Once a loyal Etsy customer, I have put down my crochet needles to share some Etsy secrets.  I am just a little gray-haired lady living by the golden rule of “Do Unto Others as You Would Have Them Do Unto You.”  Normally mild-mannered and easy-going, with a “live and let live” attitude,  my feathers can and do get ruffled when I witness abuse. And that is what this blog is all about.  Exposing and calling into accountability a company that, in my opinion, abuses those it claims to value; abuses those whose livelihood is dependent on it; abuses those who, in good faith, use its’ services.  It is what I call the “Etsy Ruse.”

Secrets can be kept anywhere – in a drawer, on a shelf, in a mind – but I’ll let you in on where Etsy keeps many of its’ secrets….. under the Etsy rug.  My guess is that all employees, upon accepting employment with Etsy, are given a personalized, handmade Swiffer broom, with instructions on how to use it. When distasteful information starts floating around like so many unwanted dust bunnies, the boss yells “SWEEP,” and out come 452 brooms.
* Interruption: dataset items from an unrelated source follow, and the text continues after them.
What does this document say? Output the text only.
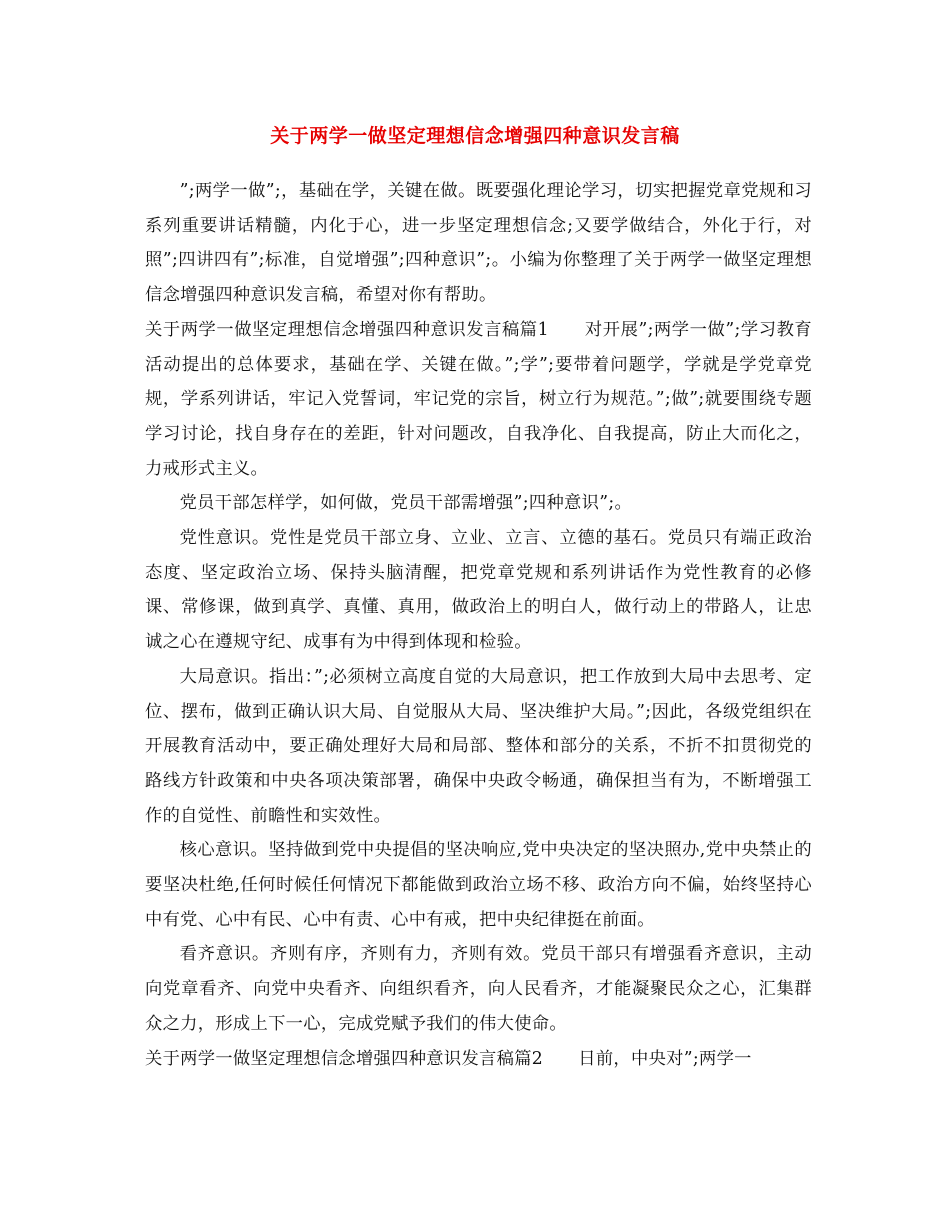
关于两学一做坚定理想信念增强四种意识发言稿

”;两学一做”;，基础在学，关键在做。既要强化理论学习，切实把握党章党规和习系列重要讲话精髓，内化于心，进一步坚定理想信念;又要学做结合，外化于行，对照”;四讲四有”;标准，自觉增强”;四种意识”;。小编为你整理了关于两学一做坚定理想信念增强四种意识发言稿，希望对你有帮助。

关于两学一做坚定理想信念增强四种意识发言稿篇1　　对开展”;两学一做”;学习教育活动提出的总体要求，基础在学、关键在做。”;学”;要带着问题学，学就是学党章党规，学系列讲话，牢记入党誓词，牢记党的宗旨，树立行为规范。”;做”;就要围绕专题学习讨论，找自身存在的差距，针对问题改，自我净化、自我提高，防止大而化之，力戒形式主义。

党员干部怎样学，如何做，党员干部需增强”;四种意识”;。

党性意识。党性是党员干部立身、立业、立言、立德的基石。党员只有端正政治态度、坚定政治立场、保持头脑清醒，把党章党规和系列讲话作为党性教育的必修课、常修课，做到真学、真懂、真用，做政治上的明白人，做行动上的带路人，让忠诚之心在遵规守纪、成事有为中得到体现和检验。

大局意识。指出：”;必须树立高度自觉的大局意识，把工作放到大局中去思考、定位、摆布，做到正确认识大局、自觉服从大局、坚决维护大局。”;因此，各级党组织在开展教育活动中，要正确处理好大局和局部、整体和部分的关系，不折不扣贯彻党的路线方针政策和中央各项决策部署，确保中央政令畅通，确保担当有为，不断增强工作的自觉性、前瞻性和实效性。

核心意识。坚持做到党中央提倡的坚决响应,党中央决定的坚决照办,党中央禁止的要坚决杜绝,任何时候任何情况下都能做到政治立场不移、政治方向不偏，始终坚持心中有党、心中有民、心中有责、心中有戒，把中央纪律挺在前面。

看齐意识。齐则有序，齐则有力，齐则有效。党员干部只有增强看齐意识，主动向党章看齐、向党中央看齐、向组织看齐，向人民看齐，才能凝聚民众之心，汇集群众之力，形成上下一心，完成党赋予我们的伟大使命。

关于两学一做坚定理想信念增强四种意识发言稿篇2　　日前，中央对”;两学一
Here at Rusetsy, we like to periodically pull out Etsy’s handmade Shaw rug and give it a good shaking, beat the dust out of it, and clean the floor underneath.
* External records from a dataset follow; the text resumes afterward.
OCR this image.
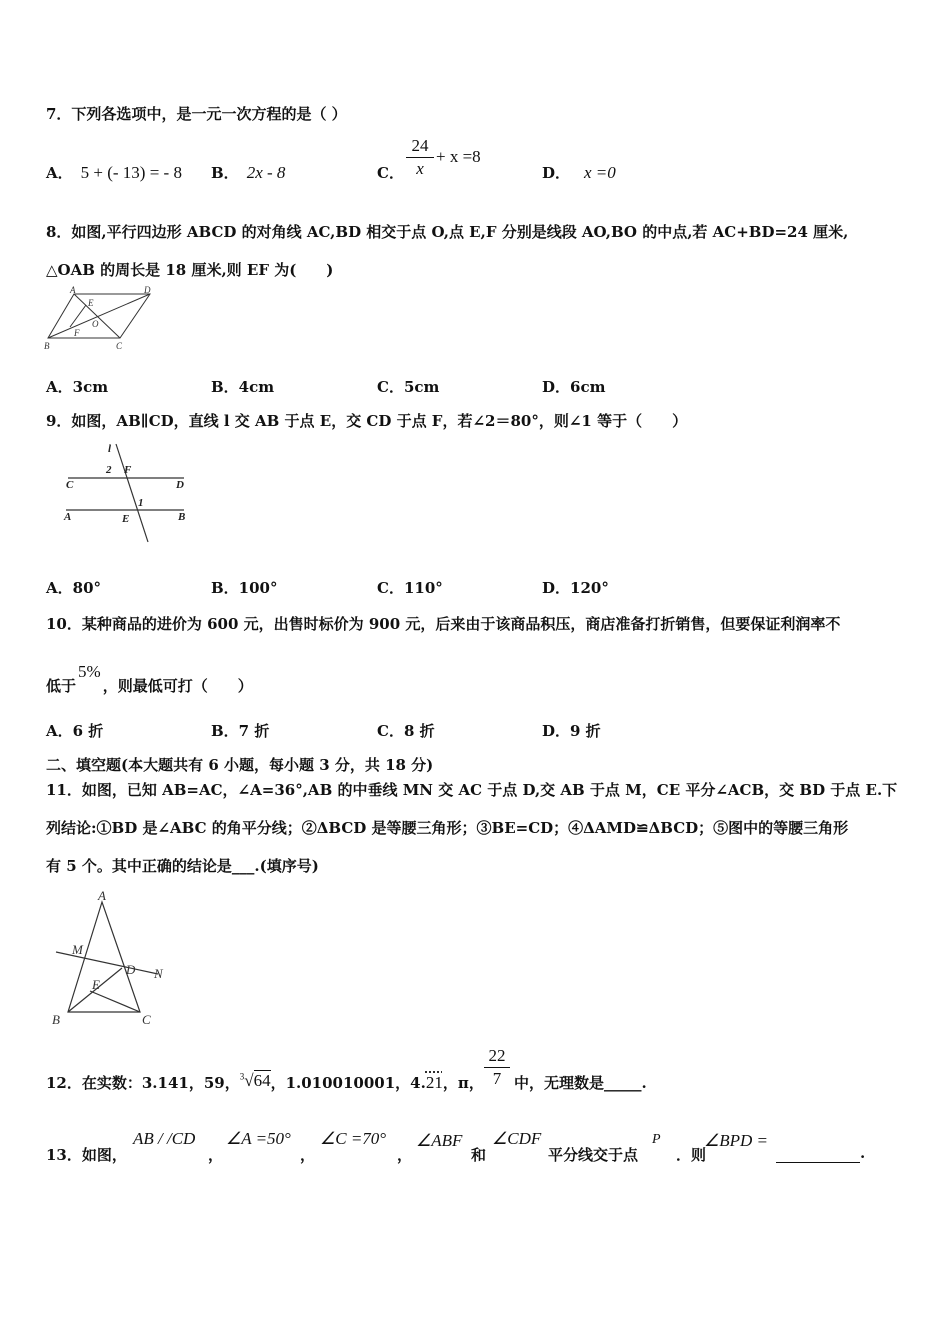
7．下列各选项中，是一元一次方程的是（ ）
A． 5 + (- 13) = - 8 B． 2x - 8	C．
24
x
+ x =8
D． x =0
8．如图,平行四边形 ABCD 的对角线 AC,BD 相交于点 O,点 E,F 分别是线段 AO,BO 的中点,若 AC+BD=24 厘米,
△OAB 的周长是 18 厘米,则 EF 为(　　)
A	D
E
O
F
B	C
A．3cm	B．4cm	C．5cm	D．6cm
9．如图，AB∥CD，直线 l 交 AB 于点 E，交 CD 于点 F，若∠2＝80°，则∠1 等于（　　）
l
2 F
C	D
1
A	E	B
A．80°	B．100°	C．110°	D．120°
10．某种商品的进价为 600 元，出售时标价为 900 元，后来由于该商品积压，商店准备打折销售，但要保证利润率不
低于5%，则最低可打（　　）
A．6 折	B．7 折	C．8 折	D．9 折
二、填空题(本大题共有 6 小题，每小题 3 分，共 18 分)
11．如图，已知 AB=AC，∠A=36°,AB 的中垂线 MN 交 AC 于点 D,交 AB 于点 M，CE 平分∠ACB，交 BD 于点 E.下
列结论:①BD 是∠ABC 的角平分线；②ΔBCD 是等腰三角形；③BE=CD；④ΔAMD≌ΔBCD；⑤图中的等腰三角形
有 5 个。其中正确的结论是___.(填序号)
A
M
D N
E
B	C
12．在实数：3.141，59，$^3$√64，1.010010001，4.21，π，
22
7 中，无理数是_____.
13．如图，
AB / /CD
，
∠A =50°
，
∠C =70°
，
∠ABF
和
∠CDF
平分线交于点
P
．则
∠BPD =
.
So come on in.  But remember, it’s always a mess around here!

“Never doubt that a small group of thoughtful, committed citizens can change the world; indeed, it’s the only thing that ever has.” ~Margaret Mead

Want to know more about my Etsy experience? For insight, read this post about one Etsy seller.

10 thoughts on “About

  1. Let me be the first to congratulate you on Rusetsy … I can see we’re going to be privy to a lot of interesting secrets. I’ll be waiting here to peek under that rug. It’s time to open the Pandora/Etsy box and see what’s really hiding there.

  2. Thanks for visiting Patty!

    First, I don’t give two hoots about trying to change the way Etsy does things, and am not foolish enough to believe that us little people have much power (other than the power of a collective voice) when it comes to butting heads with the billionaire corporations of the world. But I do believe when I see a big corporation trampling the little guy in pursuit of monetary gain, it is my social responsibility to speak out – if for no other reason than to give unsuspecting buyers and sellers better insight into the company they are doing business with, or proposing doing business with.

    I too am a firm believer in accepting the things I cannot change; however, to me, this blog is not about effecting change. It is about speaking out on what is, in my opinion, morally egregious behavior by a company who prides itself on providing a platform for the little guy while stabbing him in the back, and further prides itself on doing so with (bogus) “transparency.”

    With reference to your comment “.. there are many things in life that are not fair, and many injustices being perpetrated on an unsuspecting public. In my mind, Etsy is not one of them,” To each his own, but for me, I could not in clear conscience put another nickel in the Etsy pocket. To do so would mean accepting, and personally contributing to, Etsy’s dishonest business practices and reprehensible treatment of its’ customers.

    Certainly not what I want for myself or what I want my business associated with.

    (And. Etsy and I don’t share the same definition of success.)

    • I just discovered this blog yesterday as well, from a post on Zibbet.

      I am mainly a seller of antiques and vintage collectibles, and part of our business is informing the buying public about deceptive selling practices, how to avoid being taken in by fake merchandise. I have never felt a need to try to shame Etsy into reforming its business practices. But I think blogs and forums that get the word out to the buying public that Etsy is just a marketplace — like Ebay or your local flea market — are worthwhile. It can’t hurt to remind people to keep their thinking caps on while shopping on Etsy, and not be snowed under by the shallow chatty nicey-nicey vibe being forced into the Forums or the bubbly puff pieces in the Etsy blog articles. I used to send in call outs of fauxtiques and vintage resellers (as in new manufactured “vintage”) to Garagetsy and Callin’ Out on Etsy blogs.

      As a former Etsy seller, and indef muted member of the Etsy community, I thoroughly enjoyed reading your entire blog to date in the past 24 hours. Good stuff!

  3. I went back and read my original comments from a few brief weeks ago. Let me just say that since attending the RUSEtsy School of Technology, my feelings about Etsy have changed dramatically. In fact, I just did a complete 180. A little knowledge sure is a dangerous thing in the wrong hands. Keep up the good work.